“So many people walk around with a meaningless life. They seem half-asleep, even when they’re busy doing things they think are important. This is because they’re chasing the wrong things. The way you get meaning into your life is to devote yourself to loving others, devote yourself to your community around you, and devote yourself to creating something that gives you purpose and meaning.”
“Do the kinds of things that come from the heart. When you do, you won’t be dissatisfied, you won’t be envious, you won’t be longing for somebody else’s things. On the contrary, you’ll be overwhelmed with what comes back.”
“People are only mean when they’re threatened . . . and that’s what our culture does. That’s what our economy does. Even people who have jobs in our economy are threatened, because they worry about losing them. And when you get threatened, you start looking out only for yourself.”
“If you hold back on the emotions—if you don’t allow yourself to go all the way through them—you can never get to being detached, you’re too busy being afraid. You’re afraid of the pain, you’re afraid of the grief. You’re afraid of the vulnerability that loving entails.”
“If you want the experience of having complete responsibility for another human being, and to learn how to love and bond in the deepest way, then you should have children.”
“These people were so hungry for love that they were accepting substitutes. They were embracing material things and expecting a sort of hug back. But it never works. You can’t substitute material things for love or for gentleness or for tenderness or for a sense of comradeship.”
“You see, you closed your eyes. That was the difference. Sometimes you cannot believe what you see, you have to believe what you feel. And if you are ever going to have other people trust you, you must feel that you can trust them, too—even when you’re in the dark. Even when you’re falling.”
“Morrie’s approach was exactly the opposite. Turn on the faucet. Wash yourself with the emotion. It won’t hurt you. It will only help. If you let the fear inside, if you pull it on like a familiar shirt, then you can say to yourself, ‘All right, it’s just fear. I don’t have to let it control me.‘”
“By throwing yourself into these emotions, by allowing yourself to dive in, all the way, over your heard even, you experience them fully and completely.”
“I told Morrie I was already feeing over the hill, much as I tried desperately to stay on top of it. . . . I had gone from being proud to say my age—because of all I had done so young—to not bringing it up, for fear I was getting too close to forty and, therefore, professional oblivion.”
“We are so afraid of the sight of death . . . As soon as someone dies in a hospital, they pull the sheets up over their head, and they wheel the body to some chute and push it down. . . . It’s not contagious, you know. Death is as natural as life.
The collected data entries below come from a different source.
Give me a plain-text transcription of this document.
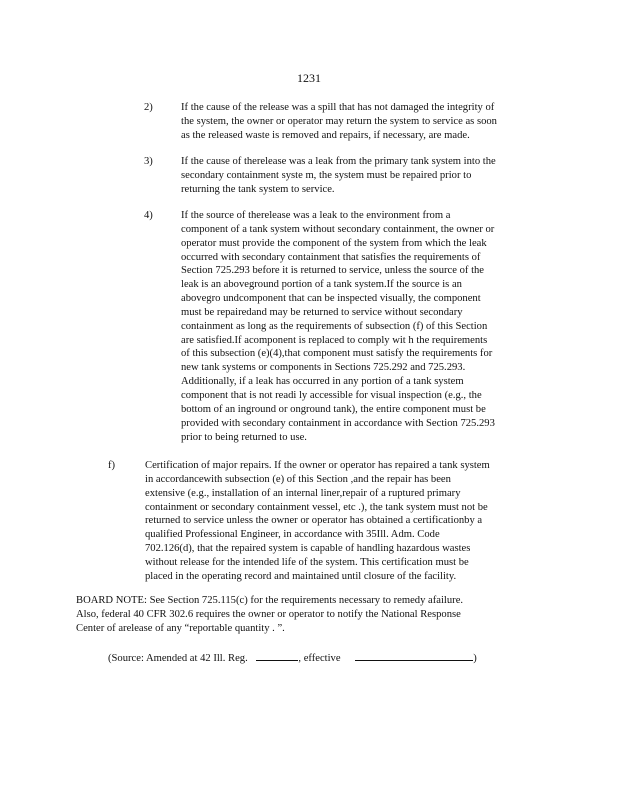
1231
2)	If the cause of the release was a spill that has not damaged the integrity of
the system, the owner or operator may return the system to service as soon
as the released waste is removed and repairs, if necessary, are made.
3)	If the cause of therelease was a leak from the primary tank system into the
secondary containment syste m, the system must be repaired prior to
returning the tank system to service.
4)	If the source of therelease was a leak to the environment from a
component of a tank system without secondary containment, the owner or
operator must provide the component of the system from which the leak
occurred with secondary containment that satisfies the requirements of
Section 725.293 before it is returned to service, unless the source of the
leak is an aboveground portion of a tank system.If the source is an
abovegro undcomponent that can be inspected visually, the component
must be repairedand may be returned to service without secondary
containment as long as the requirements of subsection (f) of this Section
are satisfied.If acomponent is replaced to comply wit h the requirements
of this subsection (e)(4),that component must satisfy the requirements for
new tank systems or components in Sections 725.292 and 725.293.
Additionally, if a leak has occurred in any portion of a tank system
component that is not readi ly accessible for visual inspection (e.g., the
bottom of an inground or onground tank), the entire component must be
provided with secondary containment in accordance with Section 725.293
prior to being returned to use.
f)	Certification of major repairs. If the owner or operator has repaired a tank system
in accordancewith subsection (e) of this Section ,and the repair has been
extensive (e.g., installation of an internal liner,repair of a ruptured primary
containment or secondary containment vessel, etc .), the tank system must not be
returned to service unless the owner or operator has obtained a certificationby a
qualified Professional Engineer, in accordance with 35Ill. Adm. Code
702.126(d), that the repaired system is capable of handling hazardous wastes
without release for the intended life of the system. This certification must be
placed in the operating record and maintained until closure of the facility.
BOARD NOTE: See Section 725.115(c) for the requirements necessary to remedy afailure.
Also, federal 40 CFR 302.6 requires the owner or operator to notify the National Response
Center of arelease of any “reportable quantity . ”.
(Source: Amended at 42 Ill. Reg.	, effective	)
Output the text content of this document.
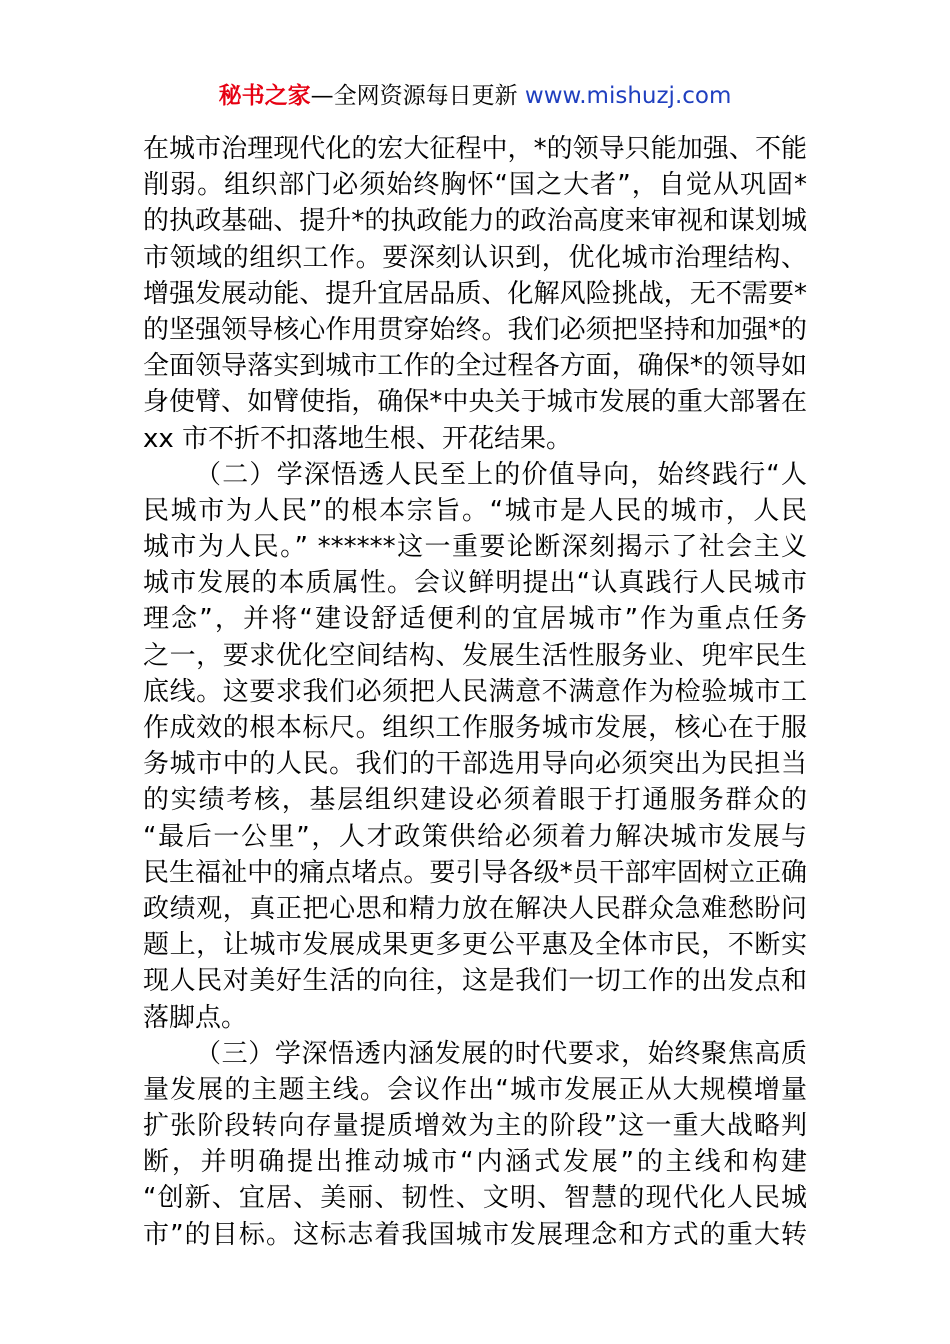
秘书之家—全网资源每日更新 www.mishuzj.com
在城市治理现代化的宏大征程中，*的领导只能加强、不能
削弱。组织部门必须始终胸怀“国之大者”，自觉从巩固*
的执政基础、提升*的执政能力的政治高度来审视和谋划城
市领域的组织工作。要深刻认识到，优化城市治理结构、
增强发展动能、提升宜居品质、化解风险挑战，无不需要*
的坚强领导核心作用贯穿始终。我们必须把坚持和加强*的
全面领导落实到城市工作的全过程各方面，确保*的领导如
身使臂、如臂使指，确保*中央关于城市发展的重大部署在
xx 市不折不扣落地生根、开花结果。
（二）学深悟透人民至上的价值导向，始终践行“人
民城市为人民”的根本宗旨。“城市是人民的城市，人民
城市为人民。” ******这一重要论断深刻揭示了社会主义
城市发展的本质属性。会议鲜明提出“认真践行人民城市
理念”，并将“建设舒适便利的宜居城市”作为重点任务
之一，要求优化空间结构、发展生活性服务业、兜牢民生
底线。这要求我们必须把人民满意不满意作为检验城市工
作成效的根本标尺。组织工作服务城市发展，核心在于服
务城市中的人民。我们的干部选用导向必须突出为民担当
的实绩考核，基层组织建设必须着眼于打通服务群众的
“最后一公里”，人才政策供给必须着力解决城市发展与
民生福祉中的痛点堵点。要引导各级*员干部牢固树立正确
政绩观，真正把心思和精力放在解决人民群众急难愁盼问
题上，让城市发展成果更多更公平惠及全体市民，不断实
现人民对美好生活的向往，这是我们一切工作的出发点和
落脚点。
（三）学深悟透内涵发展的时代要求，始终聚焦高质
量发展的主题主线。会议作出“城市发展正从大规模增量
扩张阶段转向存量提质增效为主的阶段”这一重大战略判
断，并明确提出推动城市“内涵式发展”的主线和构建
“创新、宜居、美丽、韧性、文明、智慧的现代化人民城
市”的目标。这标志着我国城市发展理念和方式的重大转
It’s part of the deal we made.”
“As long as we can love each other, and remember the feeling of love we had, we can die without ever really going away. All the love you created is still there. All the memories are still there. You live on—in the hearts of everyone you have touched and nurtured while you were here.”
“We’re involved in trillions of little acts just to keep going. So we don’t get into the habit of standing back and looking at our lives and saying: Is that all? Is that all I want? Is something missing?”
“Part of the problem . . . is that everyone is in such a hurry. . . . People haven’t found meaning in their lives, so they’re running all the time looking for it. They think the next car, the next house, the next job. Then they find these things are empty, too, and they keep running.”